Otra vuelta de tuerca que dañará la convivencia española la está dando la política partidista del PP, como nos tiene acostumbrados la rancia derecha, alejado de una visión de estado, carece de visión integradora, de entender que España no es suya, que los símbolos no son suyos, que la patria si quieren usar este concepto, son los españoles todos, y no solo los nacional católicos, tener visión de estado implica ser integrador en cualquier movimiento que se haga, tener en la cabeza la idea de compartir, de sumar amigos de la Constitución, mejor que restar apoyos, implica pensar para el largo plazo aparcando réditos electorales a corto, lo cual incluye que las salidas a la crisis no destrocen el entramado social de los débiles, el país necesita políticas fundamentalmente inclusivas que no dejen ciudadanos tirados por el camino… sus acciones debilitarán la sociedad a medio plazo y hoy alejan millones de personas del sentimiento español. Ahora parece que tratan de aprovechar particularmente en su beneficio, el problemón soberanista para destrozar/expulsar al PSOE y a las izquierdas,  pretendiendo obtener con ello el rédito electoral que pierde con la crisis económica, la bandera del patriotismo es suya. En este sentido muy similar al tratamiento dado por CiU, las derechas españolas son muy parecidas, ocultar con la emoción nacionalista los problemas derivados de la austeridad en las condiciones de vida, y su corrupción, y represión y faltas de libertades, lo cual tendrá costes.

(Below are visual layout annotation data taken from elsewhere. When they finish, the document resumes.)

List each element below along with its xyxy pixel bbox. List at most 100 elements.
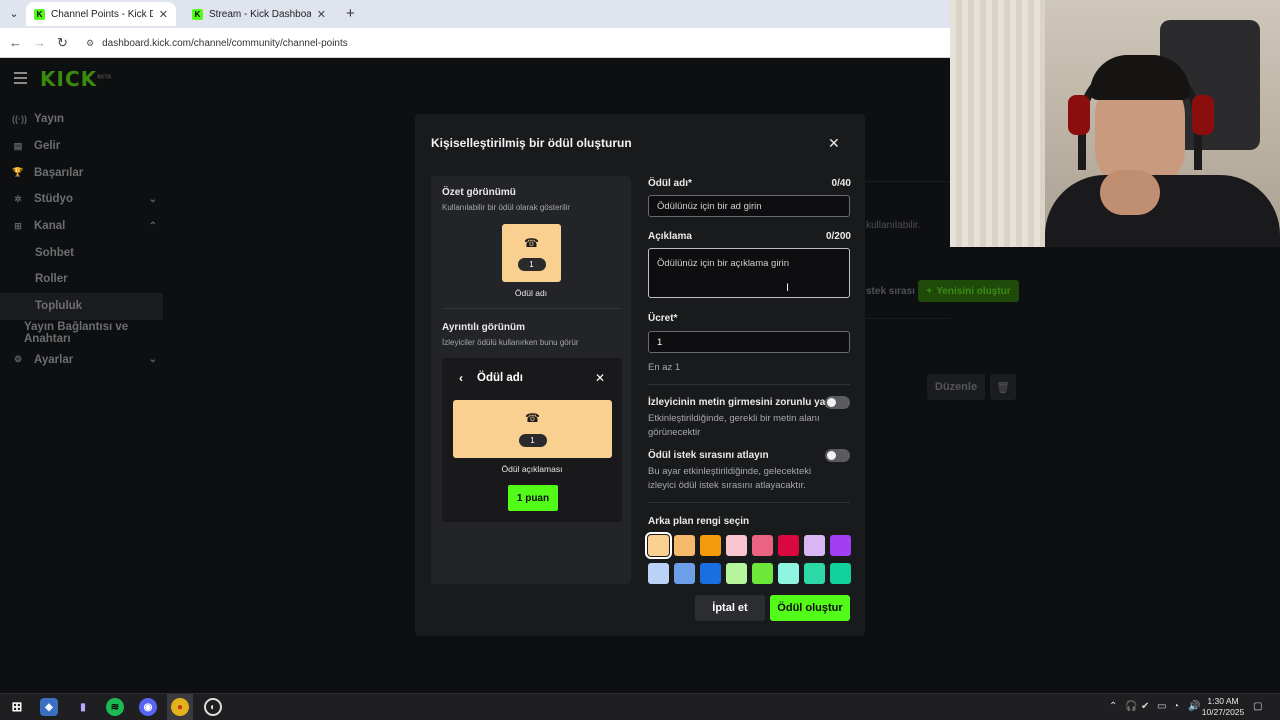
sidebar-item-label: Sohbet — [35, 246, 74, 259]
sidebar-item-topluluk[interactable]: Topluluk — [0, 292, 163, 320]
color-swatch[interactable] — [648, 563, 669, 584]
notifications-icon[interactable]: ▢ — [1253, 701, 1262, 712]
sidebar-item-basarilar[interactable]: 🏆 Başarılar — [0, 159, 163, 186]
webcam-body — [1045, 175, 1280, 247]
webcam-curtain — [950, 0, 1045, 247]
reward-gift-icon: ☎ — [524, 236, 539, 250]
app-tray-icon[interactable]: ✔ — [1141, 701, 1149, 712]
cost-label: Ücret* — [648, 313, 678, 324]
close-icon[interactable]: ✕ — [828, 135, 840, 152]
sidebar-item-studyo[interactable]: ✲ Stüdyo ⌄ — [0, 186, 163, 213]
reward-name-placeholder: Ödülünüz için bir ad girin — [657, 200, 762, 212]
sidebar-item-gelir[interactable]: ▤ Gelir — [0, 133, 163, 160]
wifi-icon[interactable]: ◔ — [1173, 701, 1179, 712]
reward-card-small: ☎ 1 — [502, 224, 561, 282]
tab-stream[interactable]: K Stream - Kick Dashboard ✕ — [184, 2, 334, 26]
obs-icon[interactable]: ◐ — [204, 698, 222, 716]
app-icon[interactable]: ▮ — [74, 698, 92, 716]
sidebar-item-label: Kanal — [34, 220, 66, 233]
cancel-button[interactable]: İptal et — [695, 595, 765, 621]
tab-close-icon[interactable]: ✕ — [159, 8, 168, 21]
color-swatch[interactable] — [778, 563, 799, 584]
chevron-up-icon[interactable]: ⌃ — [1109, 701, 1117, 712]
tab-channel-points[interactable]: K Channel Points - Kick Dashboard ✕ — [26, 2, 176, 26]
kick-logo[interactable]: KICKBETA — [40, 67, 111, 91]
site-info-icon[interactable]: ⚙ — [86, 38, 94, 49]
channel-icon: ⊞ — [14, 220, 22, 231]
background-row-divider — [865, 318, 950, 319]
create-new-button[interactable]: + Yenisini oluştur — [918, 280, 1019, 302]
webcam-overlay — [950, 0, 1280, 247]
color-swatch[interactable] — [778, 535, 799, 556]
volume-icon[interactable]: 🔊 — [1188, 701, 1200, 712]
discord-icon[interactable]: ◉ — [139, 698, 157, 716]
color-swatch[interactable] — [726, 563, 747, 584]
reload-icon[interactable]: ↻ — [57, 35, 68, 51]
reward-detail-preview: ‹ Ödül adı ✕ ☎ 1 Ödül açıklaması 1 puan — [442, 358, 622, 522]
studio-icon: ✲ — [14, 193, 22, 204]
trash-icon[interactable]: 🗑 — [990, 374, 1016, 400]
color-swatch[interactable] — [674, 563, 695, 584]
chrome-icon[interactable]: ● — [171, 698, 189, 716]
clock-time: 1:30 AM — [1207, 696, 1239, 706]
windows-start-icon[interactable]: ⊞ — [8, 698, 26, 716]
skip-queue-label: Ödül istek sırasını atlayın — [648, 450, 769, 461]
color-swatch[interactable] — [830, 535, 851, 556]
cost-input[interactable]: 1 — [648, 331, 850, 353]
create-reward-button[interactable]: Ödül oluştur — [770, 595, 850, 621]
sidebar-item-ayarlar[interactable]: ⚙ Ayarlar ⌄ — [0, 346, 163, 373]
redeem-points-button: 1 puan — [508, 485, 558, 511]
background-queue-link[interactable]: stek sırası — [866, 286, 915, 297]
color-swatch[interactable] — [830, 563, 851, 584]
sidebar-item-label: Stüdyo — [34, 193, 73, 206]
forward-icon[interactable]: → — [33, 35, 46, 50]
sidebar-item-roller[interactable]: Roller — [0, 266, 163, 293]
chevron-left-icon: ‹ — [459, 371, 463, 385]
sidebar-item-label: Topluluk — [35, 300, 83, 313]
network-icon[interactable]: ▭ — [1157, 701, 1166, 712]
back-icon[interactable]: ← — [9, 35, 22, 50]
sidebar-item-label: Roller — [35, 273, 68, 286]
sidebar-item-sohbet[interactable]: Sohbet — [0, 239, 163, 266]
sidebar-item-label: Yayın Bağlantısı ve Anahtarı — [24, 320, 129, 345]
chevron-down-icon: ⌄ — [148, 193, 157, 205]
description-textarea[interactable]: Ödülünüz için bir açıklama girin — [648, 248, 850, 298]
sidebar-item-label: Ayarlar — [34, 353, 74, 366]
clock-date: 10/27/2025 — [1201, 707, 1245, 717]
kick-favicon-icon: K — [192, 8, 203, 20]
color-swatch[interactable] — [752, 563, 773, 584]
new-tab-button[interactable]: + — [346, 5, 355, 22]
reward-name-input[interactable]: Ödülünüz için bir ad girin — [648, 195, 850, 217]
sidebar-item-yayin[interactable]: ((·)) Yayın — [0, 106, 163, 133]
color-swatch[interactable] — [752, 535, 773, 556]
app-icon[interactable]: ◈ — [40, 698, 58, 716]
sidebar-item-kanal[interactable]: ⊞ Kanal ⌃ — [0, 213, 163, 240]
spotify-icon[interactable]: ≋ — [106, 698, 124, 716]
color-swatch[interactable] — [726, 535, 747, 556]
tab-close-icon[interactable]: ✕ — [317, 8, 326, 21]
require-text-description: Etkinleştirildiğinde, gerekli bir metin … — [648, 413, 820, 438]
color-swatch[interactable] — [804, 563, 825, 584]
background-description: kullanılabilir. — [866, 220, 921, 231]
revenue-icon: ▤ — [13, 140, 23, 151]
taskbar-clock[interactable]: 1:30 AM 10/27/2025 — [1200, 696, 1246, 718]
require-text-toggle[interactable] — [825, 396, 850, 409]
color-swatch[interactable] — [700, 535, 721, 556]
settings-icon: ⚙ — [13, 354, 23, 365]
webcam-hand — [1100, 170, 1160, 215]
url-field[interactable]: ⚙ dashboard.kick.com/channel/community/c… — [80, 32, 940, 54]
sidebar-item-stream-key[interactable]: Yayın Bağlantısı ve Anahtarı — [0, 320, 163, 347]
edit-button[interactable]: Düzenle — [927, 374, 985, 400]
color-swatch[interactable] — [700, 563, 721, 584]
headset-icon[interactable]: 🎧 — [1125, 701, 1137, 712]
color-swatch[interactable] — [804, 535, 825, 556]
summary-view-title: Özet görünümü — [442, 187, 516, 198]
cost-hint: En az 1 — [648, 362, 681, 373]
tab-search-icon[interactable]: ⌄ — [6, 6, 22, 22]
menu-icon[interactable] — [14, 72, 27, 87]
skip-queue-toggle[interactable] — [825, 449, 850, 462]
kick-favicon-icon: K — [34, 8, 45, 20]
sidebar-item-label: Yayın — [34, 113, 65, 126]
color-swatch[interactable] — [645, 532, 672, 559]
color-swatch[interactable] — [674, 535, 695, 556]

Uno de los pocos momentos en que las muchedumbres se abrazan a la bandera sin ideologización de vencedores y vencidos, es cuando la Roja gana en el fútbol, porque tras la alegría de esa noche, no se esconde la identificación de un sector de la derecha española, sino la emoción contenida de querencia común ante un grupo de gente de múltiples rincones de España que trabaja en equipo para obtener una finalidad colectiva. Nadie ha hecho más por difundir el símbolo nacional que el fútbol de la Roja, y supongo que quedará para la historia estudiarlo.